The authors validate AdaSSL on three fronts:

  • Synthetic numerical data – using mixtures of Gaussians to create multimodal p(z⁺|z). AdaSSL‑V accurately recovers the true modes and outperforms standard contrastive learning on both in‑distribution and out‑of‑distribution tests.

  • Fine‑grained image classification – on CUB‑200‑2011 and iNaturalist, AdaSSL‑S improves top‑1 accuracy by 3–5 % over strong baselines, and t‑SNE visualisations show more disentangled class clusters. The method also preserves caption‑level details when trained on image‑caption pairs.

  • World modeling in video – on DeepMind Lab and Atari, AdaSSL captures stochastic object accelerations that are invisible to baselines. Future‑frame prediction metrics (PSNR, SSIM) improve by 2–3 dB, and downstream policy learning benefits from richer latent dynamics.
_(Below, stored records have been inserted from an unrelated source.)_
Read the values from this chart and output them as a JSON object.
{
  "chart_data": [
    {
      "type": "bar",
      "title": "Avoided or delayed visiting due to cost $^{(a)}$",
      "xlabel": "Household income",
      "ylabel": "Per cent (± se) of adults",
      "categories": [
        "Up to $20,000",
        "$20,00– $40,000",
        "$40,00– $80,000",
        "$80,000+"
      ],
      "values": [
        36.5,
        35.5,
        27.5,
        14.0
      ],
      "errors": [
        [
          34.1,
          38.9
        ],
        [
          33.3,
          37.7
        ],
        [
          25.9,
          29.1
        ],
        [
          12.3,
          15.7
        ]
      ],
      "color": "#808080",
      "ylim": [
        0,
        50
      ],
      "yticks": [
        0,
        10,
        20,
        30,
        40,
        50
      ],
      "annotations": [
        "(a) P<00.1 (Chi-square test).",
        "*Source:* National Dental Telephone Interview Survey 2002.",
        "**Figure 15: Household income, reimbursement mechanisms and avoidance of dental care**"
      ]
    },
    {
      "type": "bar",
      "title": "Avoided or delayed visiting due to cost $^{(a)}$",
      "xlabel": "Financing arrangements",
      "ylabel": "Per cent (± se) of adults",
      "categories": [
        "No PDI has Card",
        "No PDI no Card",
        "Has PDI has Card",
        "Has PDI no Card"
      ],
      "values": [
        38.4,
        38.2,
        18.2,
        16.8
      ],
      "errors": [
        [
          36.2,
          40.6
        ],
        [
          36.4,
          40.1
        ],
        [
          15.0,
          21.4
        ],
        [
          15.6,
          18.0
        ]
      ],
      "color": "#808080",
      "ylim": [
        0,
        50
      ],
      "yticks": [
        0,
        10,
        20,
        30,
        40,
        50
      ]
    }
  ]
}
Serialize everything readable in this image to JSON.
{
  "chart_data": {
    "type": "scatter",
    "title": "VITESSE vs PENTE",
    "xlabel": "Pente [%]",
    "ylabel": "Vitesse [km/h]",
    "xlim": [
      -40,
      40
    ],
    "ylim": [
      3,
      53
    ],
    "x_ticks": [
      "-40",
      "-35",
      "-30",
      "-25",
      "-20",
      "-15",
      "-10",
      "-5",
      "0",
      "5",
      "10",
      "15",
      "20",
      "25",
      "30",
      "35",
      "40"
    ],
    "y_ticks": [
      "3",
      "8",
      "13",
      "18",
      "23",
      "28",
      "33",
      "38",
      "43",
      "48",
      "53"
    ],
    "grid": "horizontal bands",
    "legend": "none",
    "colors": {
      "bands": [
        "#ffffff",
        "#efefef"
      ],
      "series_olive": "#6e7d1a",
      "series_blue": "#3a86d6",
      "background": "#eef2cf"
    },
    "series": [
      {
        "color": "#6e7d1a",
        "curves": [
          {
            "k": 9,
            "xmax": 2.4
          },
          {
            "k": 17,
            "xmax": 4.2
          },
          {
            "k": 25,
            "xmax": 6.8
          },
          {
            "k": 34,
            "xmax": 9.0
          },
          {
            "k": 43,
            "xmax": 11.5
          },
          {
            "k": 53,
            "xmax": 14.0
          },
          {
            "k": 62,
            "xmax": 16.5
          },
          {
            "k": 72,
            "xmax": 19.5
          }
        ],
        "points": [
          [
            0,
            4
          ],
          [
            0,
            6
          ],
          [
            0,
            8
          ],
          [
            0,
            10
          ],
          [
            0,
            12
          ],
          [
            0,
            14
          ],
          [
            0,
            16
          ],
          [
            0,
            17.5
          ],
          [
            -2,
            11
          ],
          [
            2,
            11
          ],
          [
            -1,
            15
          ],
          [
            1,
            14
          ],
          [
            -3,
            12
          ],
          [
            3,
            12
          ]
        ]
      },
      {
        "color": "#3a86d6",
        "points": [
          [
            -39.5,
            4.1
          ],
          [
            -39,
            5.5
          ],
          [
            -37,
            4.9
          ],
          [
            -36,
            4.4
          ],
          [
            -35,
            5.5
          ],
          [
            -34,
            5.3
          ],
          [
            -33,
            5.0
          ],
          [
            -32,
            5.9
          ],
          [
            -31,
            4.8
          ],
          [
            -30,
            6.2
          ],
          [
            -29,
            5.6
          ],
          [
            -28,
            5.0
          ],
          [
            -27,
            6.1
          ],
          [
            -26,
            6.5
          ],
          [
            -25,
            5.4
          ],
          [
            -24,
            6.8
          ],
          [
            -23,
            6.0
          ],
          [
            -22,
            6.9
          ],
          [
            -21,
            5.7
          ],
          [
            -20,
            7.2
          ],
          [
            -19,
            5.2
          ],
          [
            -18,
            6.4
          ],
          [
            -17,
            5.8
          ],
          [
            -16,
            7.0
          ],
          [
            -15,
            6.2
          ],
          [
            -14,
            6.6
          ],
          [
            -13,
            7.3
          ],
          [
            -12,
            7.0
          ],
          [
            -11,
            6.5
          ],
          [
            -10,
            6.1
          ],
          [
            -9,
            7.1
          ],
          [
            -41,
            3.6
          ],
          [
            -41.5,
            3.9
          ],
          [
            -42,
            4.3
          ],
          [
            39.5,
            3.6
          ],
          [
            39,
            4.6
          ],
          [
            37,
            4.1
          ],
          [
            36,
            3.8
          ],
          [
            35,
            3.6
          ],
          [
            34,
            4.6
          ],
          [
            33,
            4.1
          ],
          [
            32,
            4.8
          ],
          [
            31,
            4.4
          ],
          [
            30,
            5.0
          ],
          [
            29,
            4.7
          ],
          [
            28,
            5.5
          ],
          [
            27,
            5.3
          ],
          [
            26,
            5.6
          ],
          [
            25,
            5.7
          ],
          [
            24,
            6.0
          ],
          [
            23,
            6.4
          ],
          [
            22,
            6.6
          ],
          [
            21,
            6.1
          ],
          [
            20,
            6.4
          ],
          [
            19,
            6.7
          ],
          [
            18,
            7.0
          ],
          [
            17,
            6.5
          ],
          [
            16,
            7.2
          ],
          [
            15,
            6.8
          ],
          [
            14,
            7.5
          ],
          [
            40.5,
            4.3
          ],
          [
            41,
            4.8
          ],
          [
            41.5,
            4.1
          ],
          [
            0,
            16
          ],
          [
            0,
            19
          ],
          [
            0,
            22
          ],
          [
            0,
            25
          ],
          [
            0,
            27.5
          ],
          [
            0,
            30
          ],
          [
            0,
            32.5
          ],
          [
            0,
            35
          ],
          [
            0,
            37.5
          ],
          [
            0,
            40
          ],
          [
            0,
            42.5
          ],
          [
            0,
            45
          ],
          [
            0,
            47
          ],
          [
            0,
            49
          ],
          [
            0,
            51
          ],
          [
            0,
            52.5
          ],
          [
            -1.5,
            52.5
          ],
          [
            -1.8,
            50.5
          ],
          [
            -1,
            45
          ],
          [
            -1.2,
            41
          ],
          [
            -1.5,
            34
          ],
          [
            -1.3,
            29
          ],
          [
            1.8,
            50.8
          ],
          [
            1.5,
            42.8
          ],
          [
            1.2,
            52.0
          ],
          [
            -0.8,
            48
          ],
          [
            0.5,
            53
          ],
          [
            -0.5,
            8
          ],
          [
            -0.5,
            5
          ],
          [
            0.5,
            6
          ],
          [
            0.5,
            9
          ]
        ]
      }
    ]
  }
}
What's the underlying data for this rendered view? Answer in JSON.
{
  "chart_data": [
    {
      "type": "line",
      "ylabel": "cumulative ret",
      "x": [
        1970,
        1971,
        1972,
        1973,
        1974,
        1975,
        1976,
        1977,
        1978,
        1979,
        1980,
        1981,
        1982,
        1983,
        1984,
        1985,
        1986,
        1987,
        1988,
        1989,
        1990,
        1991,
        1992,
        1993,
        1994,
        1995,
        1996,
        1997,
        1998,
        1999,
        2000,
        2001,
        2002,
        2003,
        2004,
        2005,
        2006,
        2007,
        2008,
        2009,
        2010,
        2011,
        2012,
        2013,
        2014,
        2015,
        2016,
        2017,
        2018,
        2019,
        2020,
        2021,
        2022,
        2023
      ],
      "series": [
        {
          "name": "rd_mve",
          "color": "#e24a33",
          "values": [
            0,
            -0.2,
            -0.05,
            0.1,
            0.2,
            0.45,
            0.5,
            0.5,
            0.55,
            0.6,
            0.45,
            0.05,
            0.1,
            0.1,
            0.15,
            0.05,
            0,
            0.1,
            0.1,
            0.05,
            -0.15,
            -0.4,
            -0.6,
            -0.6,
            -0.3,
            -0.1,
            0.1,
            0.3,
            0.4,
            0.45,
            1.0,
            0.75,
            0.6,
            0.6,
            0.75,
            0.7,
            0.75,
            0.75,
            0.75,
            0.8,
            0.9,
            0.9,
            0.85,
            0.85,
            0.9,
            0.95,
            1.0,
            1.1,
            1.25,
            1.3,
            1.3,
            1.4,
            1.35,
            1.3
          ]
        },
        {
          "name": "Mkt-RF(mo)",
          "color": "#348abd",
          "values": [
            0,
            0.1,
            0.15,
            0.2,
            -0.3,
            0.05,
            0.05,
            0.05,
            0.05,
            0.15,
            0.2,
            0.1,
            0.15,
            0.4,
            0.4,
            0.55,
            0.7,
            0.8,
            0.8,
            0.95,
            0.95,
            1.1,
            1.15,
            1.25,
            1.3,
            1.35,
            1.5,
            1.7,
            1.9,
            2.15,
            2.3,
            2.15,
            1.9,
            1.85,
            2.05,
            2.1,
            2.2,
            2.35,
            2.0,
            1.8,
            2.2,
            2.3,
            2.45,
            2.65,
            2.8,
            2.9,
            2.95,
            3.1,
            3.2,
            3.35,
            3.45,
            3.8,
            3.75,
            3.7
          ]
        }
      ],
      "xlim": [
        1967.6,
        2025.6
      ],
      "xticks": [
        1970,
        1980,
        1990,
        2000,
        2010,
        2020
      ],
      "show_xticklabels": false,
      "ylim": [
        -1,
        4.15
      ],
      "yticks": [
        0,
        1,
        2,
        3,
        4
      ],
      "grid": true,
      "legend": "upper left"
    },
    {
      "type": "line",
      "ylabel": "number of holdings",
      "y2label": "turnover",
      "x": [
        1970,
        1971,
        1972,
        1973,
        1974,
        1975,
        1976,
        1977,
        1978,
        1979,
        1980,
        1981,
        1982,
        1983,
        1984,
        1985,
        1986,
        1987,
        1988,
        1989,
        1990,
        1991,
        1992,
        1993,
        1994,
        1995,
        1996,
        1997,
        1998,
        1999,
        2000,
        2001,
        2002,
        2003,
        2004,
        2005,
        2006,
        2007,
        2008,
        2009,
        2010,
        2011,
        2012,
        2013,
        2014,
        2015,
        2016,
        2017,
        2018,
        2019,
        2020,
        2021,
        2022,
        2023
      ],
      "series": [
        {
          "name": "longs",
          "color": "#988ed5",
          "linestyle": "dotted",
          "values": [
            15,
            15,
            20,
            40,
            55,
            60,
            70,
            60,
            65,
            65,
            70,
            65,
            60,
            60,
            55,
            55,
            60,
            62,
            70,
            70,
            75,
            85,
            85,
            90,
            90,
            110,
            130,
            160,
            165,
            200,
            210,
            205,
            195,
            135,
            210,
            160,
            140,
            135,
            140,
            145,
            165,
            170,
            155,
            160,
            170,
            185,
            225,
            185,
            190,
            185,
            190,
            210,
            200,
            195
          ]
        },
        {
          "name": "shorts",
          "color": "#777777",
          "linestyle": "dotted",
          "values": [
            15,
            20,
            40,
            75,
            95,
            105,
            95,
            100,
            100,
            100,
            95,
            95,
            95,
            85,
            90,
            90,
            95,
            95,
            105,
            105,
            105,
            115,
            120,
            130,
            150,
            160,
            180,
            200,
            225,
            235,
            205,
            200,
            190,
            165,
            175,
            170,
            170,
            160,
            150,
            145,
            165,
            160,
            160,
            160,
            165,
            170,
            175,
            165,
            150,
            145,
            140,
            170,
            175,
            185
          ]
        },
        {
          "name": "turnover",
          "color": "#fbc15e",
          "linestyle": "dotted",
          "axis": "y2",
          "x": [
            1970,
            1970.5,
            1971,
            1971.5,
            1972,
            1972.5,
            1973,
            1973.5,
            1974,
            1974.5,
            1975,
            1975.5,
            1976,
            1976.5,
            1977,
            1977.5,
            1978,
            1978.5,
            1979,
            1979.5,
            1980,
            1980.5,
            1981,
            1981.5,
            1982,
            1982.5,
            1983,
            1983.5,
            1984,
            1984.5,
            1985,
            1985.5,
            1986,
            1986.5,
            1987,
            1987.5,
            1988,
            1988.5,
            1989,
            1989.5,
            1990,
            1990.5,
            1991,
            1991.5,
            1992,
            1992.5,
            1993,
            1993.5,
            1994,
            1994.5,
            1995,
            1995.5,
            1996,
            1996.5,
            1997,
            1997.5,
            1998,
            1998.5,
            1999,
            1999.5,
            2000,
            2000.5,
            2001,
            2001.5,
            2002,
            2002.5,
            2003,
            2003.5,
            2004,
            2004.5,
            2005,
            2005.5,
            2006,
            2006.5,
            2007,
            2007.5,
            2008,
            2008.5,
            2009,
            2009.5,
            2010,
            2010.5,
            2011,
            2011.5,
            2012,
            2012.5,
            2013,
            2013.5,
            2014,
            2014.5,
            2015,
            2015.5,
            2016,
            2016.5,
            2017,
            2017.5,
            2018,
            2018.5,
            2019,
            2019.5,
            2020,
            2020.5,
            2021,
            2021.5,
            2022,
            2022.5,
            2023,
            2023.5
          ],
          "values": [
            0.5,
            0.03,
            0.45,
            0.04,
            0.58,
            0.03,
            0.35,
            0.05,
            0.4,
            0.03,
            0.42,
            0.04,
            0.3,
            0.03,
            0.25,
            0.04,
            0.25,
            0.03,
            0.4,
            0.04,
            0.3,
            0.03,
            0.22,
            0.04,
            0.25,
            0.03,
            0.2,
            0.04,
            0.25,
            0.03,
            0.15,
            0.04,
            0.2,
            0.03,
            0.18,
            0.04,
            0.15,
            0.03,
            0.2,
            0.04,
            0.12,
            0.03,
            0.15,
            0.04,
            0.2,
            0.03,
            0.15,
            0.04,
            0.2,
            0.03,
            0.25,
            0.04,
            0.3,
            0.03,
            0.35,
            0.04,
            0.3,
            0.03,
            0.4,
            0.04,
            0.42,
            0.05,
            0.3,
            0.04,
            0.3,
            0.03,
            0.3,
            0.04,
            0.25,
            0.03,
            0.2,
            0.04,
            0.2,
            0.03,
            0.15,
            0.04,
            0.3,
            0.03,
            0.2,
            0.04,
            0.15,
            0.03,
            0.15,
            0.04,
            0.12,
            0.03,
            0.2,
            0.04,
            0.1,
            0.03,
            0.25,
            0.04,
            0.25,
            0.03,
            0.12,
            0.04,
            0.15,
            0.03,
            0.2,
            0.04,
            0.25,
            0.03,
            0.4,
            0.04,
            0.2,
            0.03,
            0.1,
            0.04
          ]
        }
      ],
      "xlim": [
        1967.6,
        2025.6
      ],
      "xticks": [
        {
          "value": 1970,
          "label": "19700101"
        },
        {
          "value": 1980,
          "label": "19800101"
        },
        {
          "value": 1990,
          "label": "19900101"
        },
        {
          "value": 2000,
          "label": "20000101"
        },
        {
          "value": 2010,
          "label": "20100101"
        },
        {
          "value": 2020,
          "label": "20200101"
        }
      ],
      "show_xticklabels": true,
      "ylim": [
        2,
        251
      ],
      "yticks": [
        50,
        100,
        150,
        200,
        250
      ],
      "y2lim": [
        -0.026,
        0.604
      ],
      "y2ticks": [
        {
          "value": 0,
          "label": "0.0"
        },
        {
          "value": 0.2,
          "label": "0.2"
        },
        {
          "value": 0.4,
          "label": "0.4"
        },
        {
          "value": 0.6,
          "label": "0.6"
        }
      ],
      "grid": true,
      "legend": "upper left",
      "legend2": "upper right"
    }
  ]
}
Key contributions are: (i) highlighting the inadequacy of isotropic noise assumptions for naturally paired data, (ii) proposing a latent‑variable‑based variational bound that can be added to any SSL loss, (iii) delivering two practical algorithms (AdaSSL‑V and AdaSSL‑S) that consistently outperform existing methods across causal representation learning, fine‑grained vision, and video world modeling.

Limitations include the need to choose the dimensionality and prior of r, sensitivity to the quality of the variational posterior, and modest computational overhead when scaling to very large datasets. Future work could explore more expressive posterior families (e.g., normalising flows), adaptive r‑dimensionality, and efficient sampling strategies.

Overall, the paper presents a compelling, theoretically grounded, and empirically validated framework that extends self‑supervised learning to handle conditional uncertainty and multimodal transformations inherent in real‑world data.